For now, let's derive the formula for $G[S]$ in terms of counts:
$$ G[S] := N . I[P, S] = N . (H[P] - H[P|S]) = N . \left(H_2(\mathbb{P}(P)) - \sum_s{\mathbb{P(S)}H_2(\mathbb{P}(P|S=s)}\right) $$We now approximate probabilities by empirical frequencies, yielding the formula as promised:
$$ G[S] = N . \left(H_2\left(\frac{N^+}{N}\right) - \sum_s{\frac{N_s}{N} H_2\left(\frac{N_s^+}{N_s}\right)}\right) $$$$ G[S] = N . H_2\left(\frac{N^+}{N}\right) - \sum_s{N_s . H_2\left(\frac{N_s^+}{N_s}\right)} $$At this point, it can be insightful to plot the $H_2$ function, to understand how the above formula strikes a balance between purity and cardinality:
import my_article_support
my_article_support.plot_h2()
What remains to be explained is why we have scaled the Mutual Information by a factor of $N(\nu)$. The reason is that it makes the computed score $G_\nu[S]$ comparable not only across Split Criteria, but also across tree nodes. This makes intuitive sense - you don't care about gaining predictability when very few datapoints are concerned. We'll now provide a more principled demonstration for that.
First, observe that any Decision Tree $T$ can be viewed as a (sophisticated) way of splitting the data, partitioning it into as many subsets as it has leaf nodes.
It therefore makes sense to rank Decision Trees by their (global) Mutual Information $I[P,T]$. Tree-growing is now viewed as searching for Decision Trees with a high $I[P,T]$ score.
Now, for our iterative tree-growing algorithm, the question becomes: given a tree $T$, how to expand it into a tree $T'$ in a way that achieves the highest possible $I[P,T']$ score?

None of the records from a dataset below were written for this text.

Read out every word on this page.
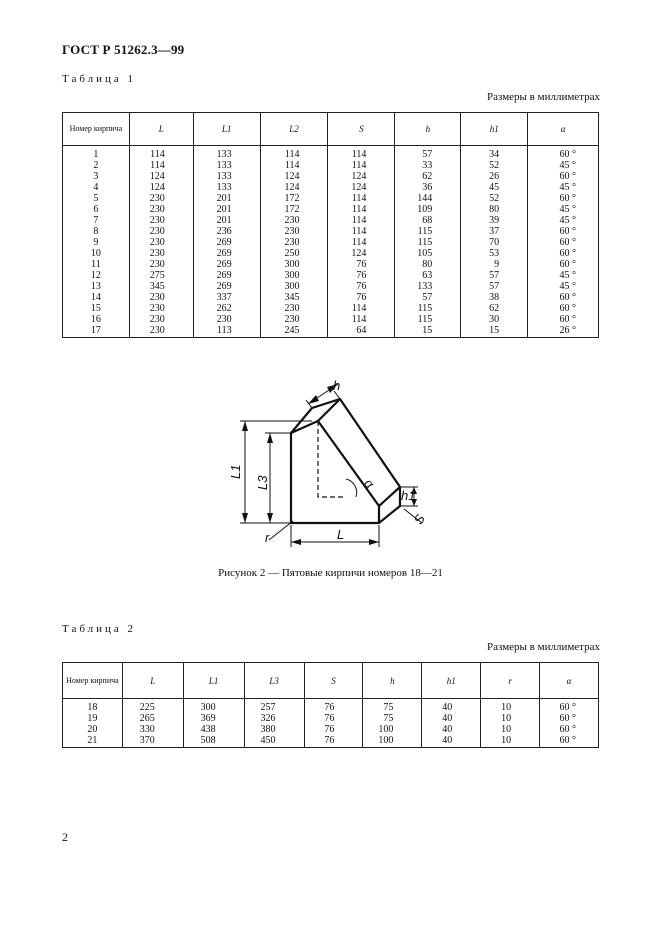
ГОСТ Р 51262.3—99
Таблица 1
Размеры в миллиметрах
Номер кирпича	L	L1	L2	S	h	h1	α
1	114	133	114	114	57	34	60 °
2	114	133	114	114	33	52	45 °
3	124	133	124	124	62	26	60 °
4	124	133	124	124	36	45	45 °
5	230	201	172	114	144	52	60 °
6	230	201	172	114	109	80	45 °
7	230	201	230	114	68	39	45 °
8	230	236	230	114	115	37	60 °
9	230	269	230	114	115	70	60 °
10	230	269	250	124	105	53	60 °
11	230	269	300	76	80	9	60 °
12	275	269	300	76	63	57	45 °
13	345	269	300	76	133	57	45 °
14	230	337	345	76	57	38	60 °
15	230	262	230	114	115	62	60 °
16	230	230	230	114	115	30	60 °
17	230	113	245	64	15	15	26 °
h
L1
L3	α
h1
S
r	L
Рисунок 2 — Пятовые кирпичи номеров 18—21
Таблица 2
Размеры в миллиметрах
Номер кирпича	L	L1	L3	S	h	h1	r	α
18	225	300	257	76	75	40	10	60 °
19	265	369	326	76	75	40	10	60 °
20	330	438	380	76	100	40	10	60 °
21	370	508	450	76	100	40	10	60 °
2
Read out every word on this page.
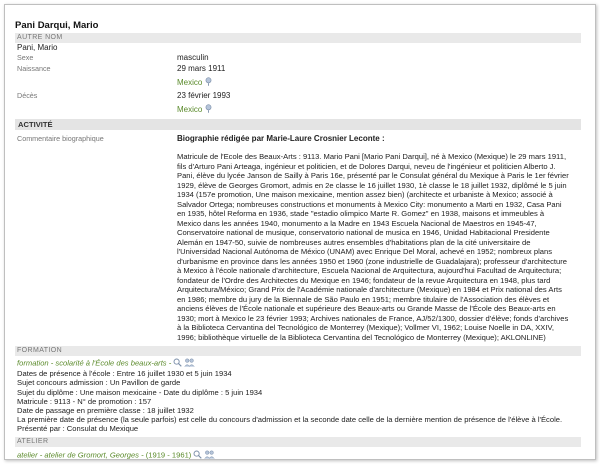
Pani Darqui, Mario
AUTRE NOM
Pani, Mario
Sexe	masculin
Naissance	29 mars 1911
Mexico
Décès	23 février 1993
Mexico
ACTIVITÉ
Commentaire biographique	Biographie rédigée par Marie-Laure Crosnier Leconte :
Matricule de l'Ecole des Beaux-Arts : 9113. Mario Pani [Mario Pani Darqui], né à Mexico (Mexique) le 29 mars 1911, fils d'Arturo Pani Arteaga, ingénieur et politicien, et de Dolores Darqui, neveu de l'ingénieur et politicien Alberto J. Pani, élève du lycée Janson de Sailly à Paris 16e, présenté par le Consulat général du Mexique à Paris le 1er février 1929, élève de Georges Gromort, admis en 2e classe le 16 juillet 1930, 1è classe le 18 juillet 1932, diplômé le 5 juin 1934 (157e promotion, Une maison mexicaine, mention assez bien) (architecte et urbaniste à Mexico; associé à Salvador Ortega; nombreuses constructions et monuments à Mexico City: monumento a Marti en 1932, Casa Pani en 1935, hôtel Reforma en 1936, stade "estadio olimpico Marte R. Gomez" en 1938, maisons et immeubles à Mexico dans les années 1940, monumento a la Madre en 1943 Escuela Nacional de Maestros en 1945-47, Conservatoire national de musique, conservatorio national de musica en 1946, Unidad Habitacional Presidente Alemán en 1947-50, suivie de nombreuses autres ensembles d'habitations plan de la cité universitaire de l'Universidad Nacional Autónoma de México (UNAM) avec Enrique Del Moral, achevé en 1952; nombreux plans d'urbanisme en province dans les années 1950 et 1960 (zone industrielle de Guadalajara); professeur d'architecture à Mexico à l'école nationale d'architecture, Escuela Nacional de Arquitectura, aujourd'hui Facultad de Arquitectura; fondateur de l'Ordre des Architectes du Mexique en 1946; fondateur de la revue Arquitectura en 1948, plus tard Arquitectura/México; Grand Prix de l'Académie nationale d'architecture (Mexique) en 1984 et Prix national des Arts en 1986; membre du jury de la Biennale de São Paulo en 1951; membre titulaire de l'Association des élèves et anciens élèves de l'École nationale et supérieure des Beaux-arts ou Grande Masse de l'École des Beaux-arts en 1930; mort à Mexico le 23 février 1993; Archives nationales de France, AJ/52/1300, dossier d'élève; fonds d'archives à la Biblioteca Cervantina del Tecnológico de Monterrey (Mexique); Vollmer VI, 1962; Louise Noelle in DA, XXIV, 1996; bibliothèque virtuelle de la Biblioteca Cervantina del Tecnológico de Monterrey (Mexique); AKLONLINE)
FORMATION
formation - scolarité à l'École des beaux-arts -
Dates de présence à l'école : Entre 16 juillet 1930 et 5 juin 1934
Sujet concours admission : Un Pavillon de garde
Sujet du diplôme : Une maison mexicaine - Date du diplôme : 5 juin 1934
Matricule : 9113 - N° de promotion : 157
Date de passage en première classe : 18 juillet 1932
La première date de présence (la seule parfois) est celle du concours d'admission et la seconde date celle de la dernière mention de présence de l'élève à l'École. Présenté par : Consulat du Mexique
ATELIER
atelier - atelier de Gromort, Georges - (1919 - 1961)
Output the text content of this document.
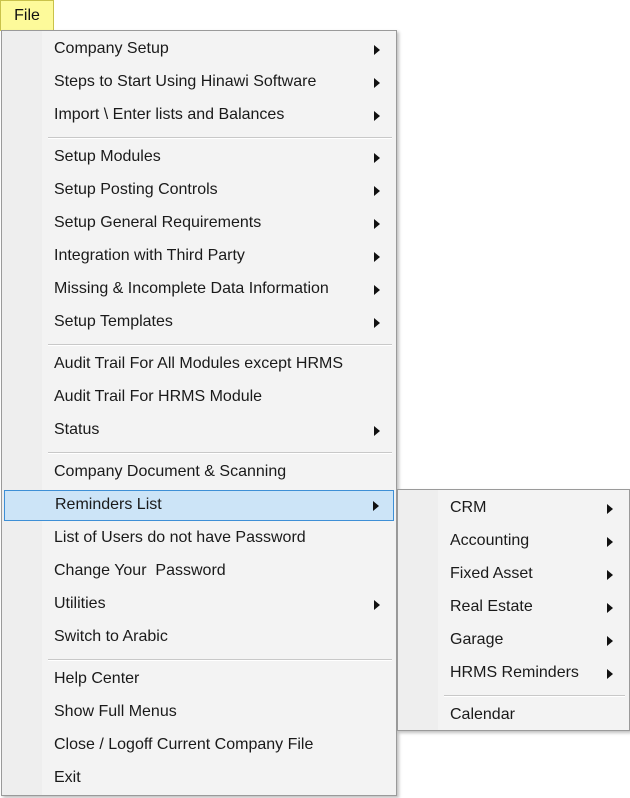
File
Company Setup
Steps to Start Using Hinawi Software
Import \ Enter lists and Balances
Setup Modules
Setup Posting Controls
Setup General Requirements
Integration with Third Party
Missing & Incomplete Data Information
Setup Templates
Audit Trail For All Modules except HRMS
Audit Trail For HRMS Module
Status
Company Document & Scanning
Reminders List
List of Users do not have Password
Change Your  Password
Utilities
Switch to Arabic
Help Center
Show Full Menus
Close / Logoff Current Company File
Exit
CRM
Accounting
Fixed Asset
Real Estate
Garage
HRMS Reminders
Calendar
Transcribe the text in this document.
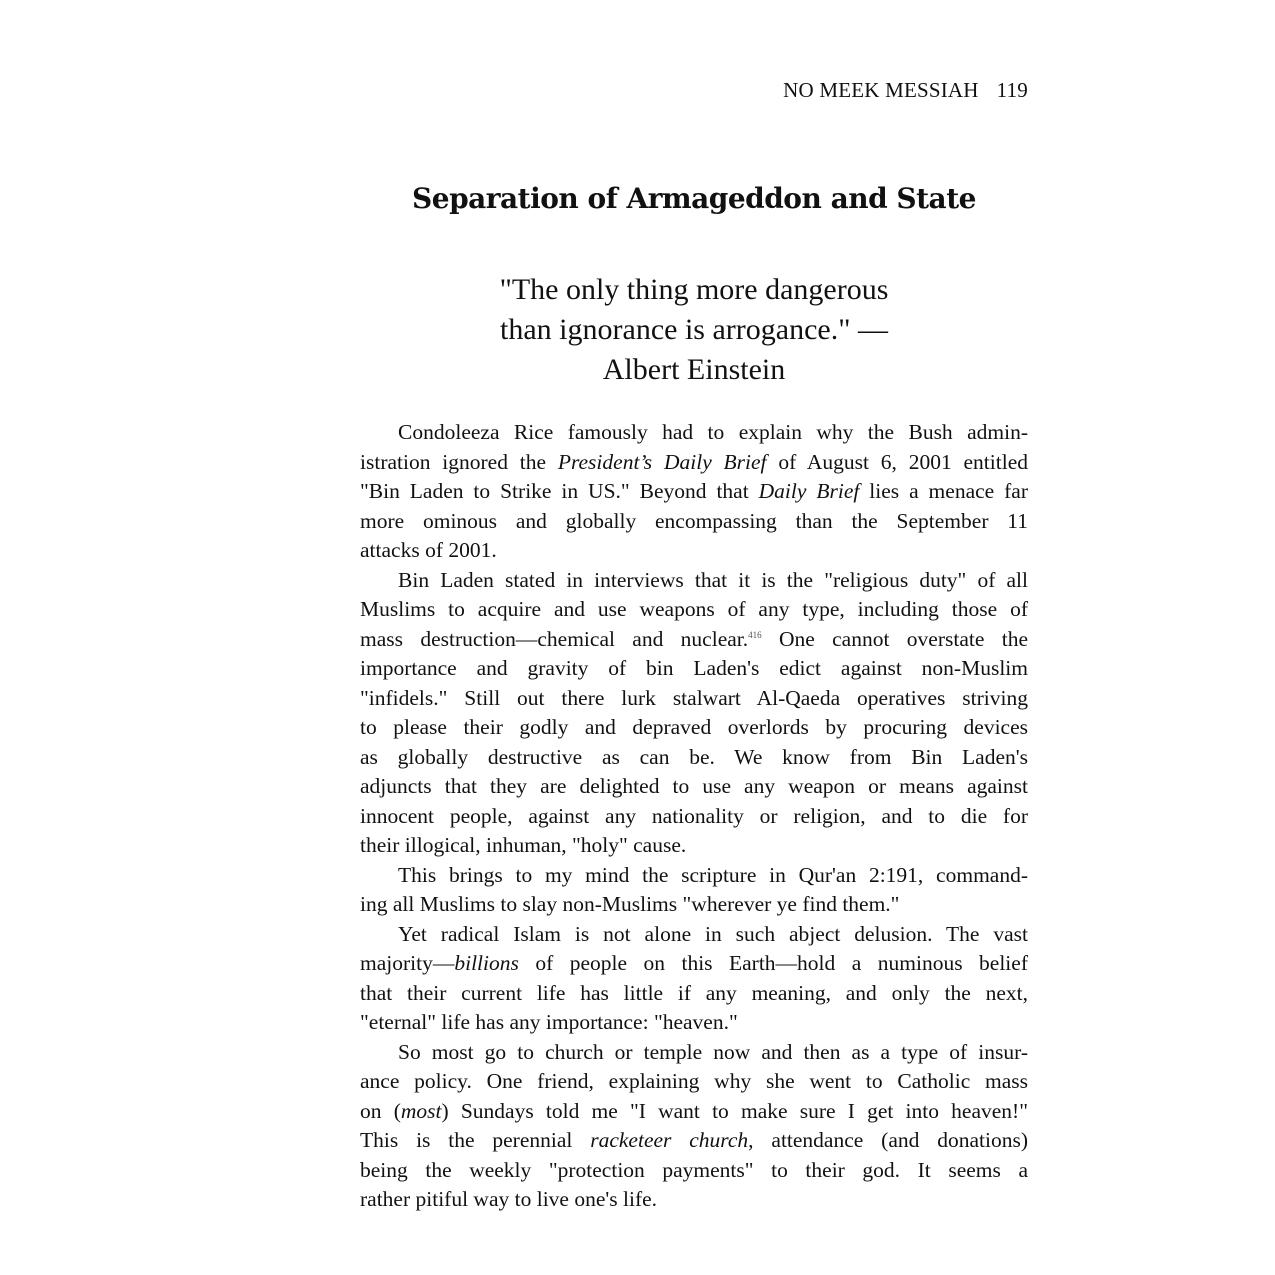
NO MEEK MESSIAH 119
Separation of Armageddon and State
"The only thing more dangerous
than ignorance is arrogance." —
Albert Einstein

Condoleeza Rice famously had to explain why the Bush admin-
istration ignored the President’s Daily Brief of August 6, 2001 entitled
"Bin Laden to Strike in US." Beyond that Daily Brief lies a menace far
more ominous and globally encompassing than the September 11
attacks of 2001.

Bin Laden stated in interviews that it is the "religious duty" of all
Muslims to acquire and use weapons of any type, including those of
mass destruction—chemical and nuclear.$^{416}$ One cannot overstate the
importance and gravity of bin Laden's edict against non-Muslim
"infidels." Still out there lurk stalwart Al-Qaeda operatives striving
to please their godly and depraved overlords by procuring devices
as globally destructive as can be. We know from Bin Laden's
adjuncts that they are delighted to use any weapon or means against
innocent people, against any nationality or religion, and to die for
their illogical, inhuman, "holy" cause.

This brings to my mind the scripture in Qur'an 2:191, command-
ing all Muslims to slay non-Muslims "wherever ye find them."

Yet radical Islam is not alone in such abject delusion. The vast
majority—billions of people on this Earth—hold a numinous belief
that their current life has little if any meaning, and only the next,
"eternal" life has any importance: "heaven."

So most go to church or temple now and then as a type of insur-
ance policy. One friend, explaining why she went to Catholic mass
on (most) Sundays told me "I want to make sure I get into heaven!"
This is the perennial racketeer church, attendance (and donations)
being the weekly "protection payments" to their god. It seems a
rather pitiful way to live one's life.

Denote $T_{\nu \prec S}$ the tree obtained by expanding $T$ at leaf node $\nu$ with Split Criterion $S$. It is easily verified that:
$$I[P,T_{\nu \prec S}] = I[P,T] + \mathbb{P}(\nu) . I_\nu[P, S]$$Therefore, the "progress" in Mutual Information that we made by expanding $\nu$ with $S$ is of $\mathbb{P}(\nu) . I_\nu[P, S]$ bits.
Denoting $N^{(\text{all})}$ the size of the global dataset and equating probabilities to empirical frequencies, this can be rewritten to:
$$\mathbb{P}(\nu) . I_\nu[P, S] = \frac{N(\nu)}{N^{(\text{all})}} . I_\nu[P, S] = \frac{1}{N^{(\text{all})}} . G_\nu[S]$$Since $\frac{1}{N^{(\text{all})}}$ is a positive constant, this justifies $G_\nu[S]$ as a global measure of information gain, with the added benefit of not requiring to carry $N^{(\text{all})}$ in computations.
(By the way, $\mathbb{P}(\nu) . I_\nu[P, S]$ is what is conventionally called "Information Gain" in the literature; that's why I've called $G[S]$ the Total Information Gain to make the distinction more explicit)
Our definition of Information Gain uses binary entropy as an impurity metric. For completeness, I should mention that other impurity metrics are sometimes used for choosing the Split Criterion: the most frequent is Gini Impurity, which concretely results in replacing the $H_2$ function with $(p \mapsto 4 p (1 - p))$.
my_article_support.plot_impurity_metrics(0., 1.)
In most cases, I doubt the choice matters much: numerically both functions are similar except in extreme purity regions.